On 3/8/24 11:17 PM, MitchAlsup1 wrote:
Paul A. Clayton wrote:
[snip]
Register windows were intended to avoid save/restore overhead by
retaining values in registers with renaming. A stack cache is
meant to reduce the overhead of loads and stores to the stack —
not just preserving and restoring registers. A direct-mapped stack
cache is not entirely insane. A partial stack frame cache might
cache up to 256 bytes (e.g.) with alternating frames indexing with
inverted bits (to reduce interference) — one could even reserve a
chunk (e.g., 64 bytes) of a frame and not overlapped by limiting
offset cached to be smaller than the cache.
Such might be more useful than register windows, but that does
not mean that it is actually a good option.
If it is such a good option why has it not reached production ??
(might be) more useful than register windows is not the same as
providing a net benefit when considering the entire system.
One obvious issue with a small stack cache is utilization. While
generic data caches also have utilization issues (no single size
is ideal for all workloads) and the stack cache would be small
(and potentially highly prefetchable), the spilling and filling
overhead at entering and exiting stack frames could be much
greater than the savings from simple addressing (and permission
checks) if few accesses are made within the cached part of the
stack frame between frame spills and fills.
A latency optimized partial frame stack cache would also benefit
from specific sizes of higher utilization regions of stack frames
with longish frame active periods, so compiler-based optimization
would be a factor. Depending on microarchitecture-specific
compiler optimization for good performance is generally avoided.
This is related to software distribution format. If aliasing was
not avoided by architectural contract — which would be difficult
for any existing ISA — then handling aliases would also introduce
overhead. (For higher utilization, one might want to avoid caching
the registers saved at function entry, assuming these are colder
and less latency sensitive than other values in the frame. Since
the amount of the frame used by saved registers would vary, a
hardware-friendly fixed uncached chunk would either waste capacity
on cold saved registers when more registers are saved or make some
potentially warmer values uncached [in the stack cache]. Updating
the stack pointer to hide saved register would address this but
would presumably introduce other issues.)
Another factor that would reduce the attractiveness of specialized
caches is the use of out-of-order execution. OoOE helps hide
latency, so any latency benefit is less important.
Not all optimization opportunities are implemented even when they
do not conflict excessively. Part of this is the complexity and
risks of adding new features.
On 3/6/24 3:00 PM, MitchAlsup1 wrote:
Paul A. Clayton wrote:
An L2 register set that can only be accessed for one operand might be somewhat similar to LD-OP.
>
In high speed designs, there are at least 2 cycles of delay from AGEN
to the L2 and 2 cycles of delay back.
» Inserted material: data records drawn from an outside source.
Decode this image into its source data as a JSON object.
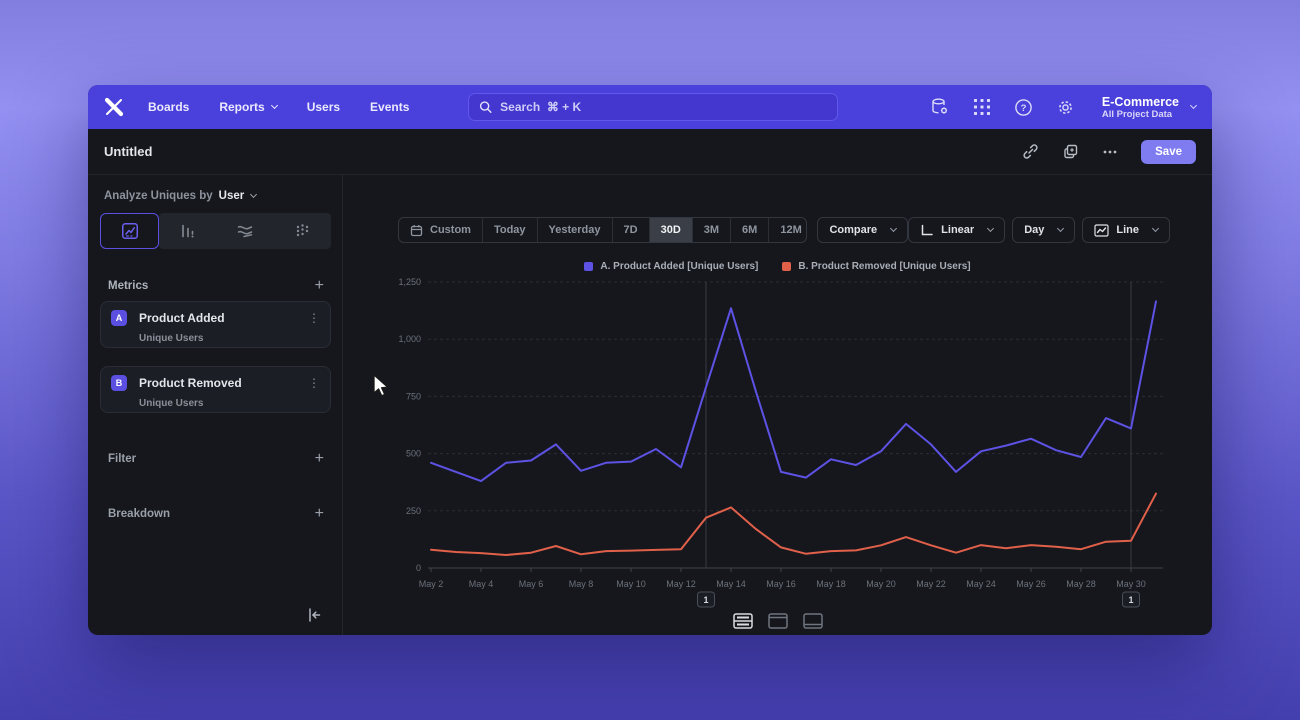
{
  "colors": {
    "nav_bg": "#4a40dc",
    "accent_purple": "#5e52e4",
    "accent_orange": "#e0604a",
    "save_bg": "#7e7cf0",
    "selected_pill_bg": "#3a3e47"
  },
  "nav": {
    "logo": "mixpanel-x-logo",
    "items": [
      {
        "label": "Boards",
        "caret": false
      },
      {
        "label": "Reports",
        "caret": true
      },
      {
        "label": "Users",
        "caret": false
      },
      {
        "label": "Events",
        "caret": false
      }
    ],
    "search_placeholder": "Search  ⌘ + K",
    "right_icons": [
      "data-settings-icon",
      "app-grid-icon",
      "help-icon",
      "gear-icon"
    ],
    "project_name": "E-Commerce",
    "project_subtitle": "All Project Data"
  },
  "titlebar": {
    "title": "Untitled",
    "icons": [
      "link-icon",
      "duplicate-icon",
      "more-icon"
    ],
    "save_label": "Save"
  },
  "sidebar": {
    "analyze_prefix": "Analyze Uniques by",
    "analyze_value": "User",
    "tabs": [
      "insights",
      "funnels",
      "retention",
      "flows"
    ],
    "active_tab": "insights",
    "metrics_header": "Metrics",
    "metrics": [
      {
        "badge": "A",
        "name": "Product Added",
        "subtitle": "Unique Users"
      },
      {
        "badge": "B",
        "name": "Product Removed",
        "subtitle": "Unique Users"
      }
    ],
    "filter_label": "Filter",
    "breakdown_label": "Breakdown"
  },
  "controls": {
    "date_ranges": [
      "Custom",
      "Today",
      "Yesterday",
      "7D",
      "30D",
      "3M",
      "6M",
      "12M"
    ],
    "selected_range": "30D",
    "compare_label": "Compare",
    "scale_label": "Linear",
    "interval_label": "Day",
    "chart_type_label": "Line"
  },
  "footer_views": [
    "layout-split-rows",
    "layout-top-band",
    "layout-bottom-band"
  ],
  "footer_selected": 0,
  "chart_data": {
    "type": "line",
    "title": "",
    "xlabel": "",
    "ylabel": "",
    "ylim": [
      0,
      1250
    ],
    "ytick_step": 250,
    "x_label_every": 2,
    "grid": "horizontal-dashed",
    "legend_position": "top-center",
    "x": [
      "May 2",
      "May 3",
      "May 4",
      "May 5",
      "May 6",
      "May 7",
      "May 8",
      "May 9",
      "May 10",
      "May 11",
      "May 12",
      "May 13",
      "May 14",
      "May 15",
      "May 16",
      "May 17",
      "May 18",
      "May 19",
      "May 20",
      "May 21",
      "May 22",
      "May 23",
      "May 24",
      "May 25",
      "May 26",
      "May 27",
      "May 28",
      "May 29",
      "May 30",
      "May 31"
    ],
    "series": [
      {
        "name": "A. Product Added [Unique Users]",
        "color": "#5e52e4",
        "values": [
          460,
          420,
          380,
          460,
          470,
          540,
          425,
          460,
          465,
          520,
          440,
          790,
          1135,
          770,
          420,
          395,
          475,
          450,
          510,
          630,
          540,
          420,
          510,
          535,
          565,
          515,
          485,
          655,
          610,
          1165
        ]
      },
      {
        "name": "B. Product Removed [Unique Users]",
        "color": "#e0604a",
        "values": [
          80,
          70,
          65,
          57,
          67,
          96,
          60,
          74,
          76,
          79,
          82,
          220,
          265,
          170,
          90,
          62,
          74,
          77,
          99,
          135,
          99,
          67,
          100,
          86,
          100,
          93,
          82,
          115,
          119,
          325
        ]
      }
    ],
    "annotations": [
      {
        "x": "May 13",
        "x_index": 11,
        "label": "1"
      },
      {
        "x": "May 30",
        "x_index": 28,
        "label": "1"
      }
    ]
  }
}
Even zero cycle access sees at
least 4 cycles of latency, 5 if you count AGEN.
There seems to have been confusion. I wrote "L2 _register_ set".
Being able to access a larger register name space for one operand
might be useful when value reuse often has moderate temporal
locality.
Such an L2 register set is even more complicated than load-op in
terms of compiler optimization.
Renaming a larger name space of (L2) registers would also
introduce issues. I suspect something more like a Load-Store Queue
would be used rather than a register alias table. The benefits
from specialization (e.g., smaller tags from the smaller address
space than general memory for LSQ) would conflict with the
utilization benefits of only having an LSQ.
Physical placement would also involve tradeoffs of latency (and
access energy) relative to L1 data cache. Giving prime real estate
to an L2 register file would increase L1 latency (and access
energy).
Dynamic scheduling would also be a little more complicated by
adding another latency consideration, and using banking rather
than multiporting — which becomes more reasonable at larger
capacities — would add more latency variability.
It does seem *to me* that there should be a benefit from a storage
region of intermediate capacity with simpler addressing than
general memory.
>> Presumably this is related to the storage technology used as
>> well as the capacity.
>
> Purely wire delay due to the size of the L2 cache.
Wire delay due to physical size is related to storage technology
as well as capacity. E.g., DRAM can be denser than SRAM and thus
lower latency at larger sizes even when array access is slower.
Single-ported register storage technology would (I ass_me) be even
less dense than SRAM, such that there would be some capacity where
latency would be better with SRAM even when register storage would
be faster at the array level. Of course, latency is not the only
consideration for storage.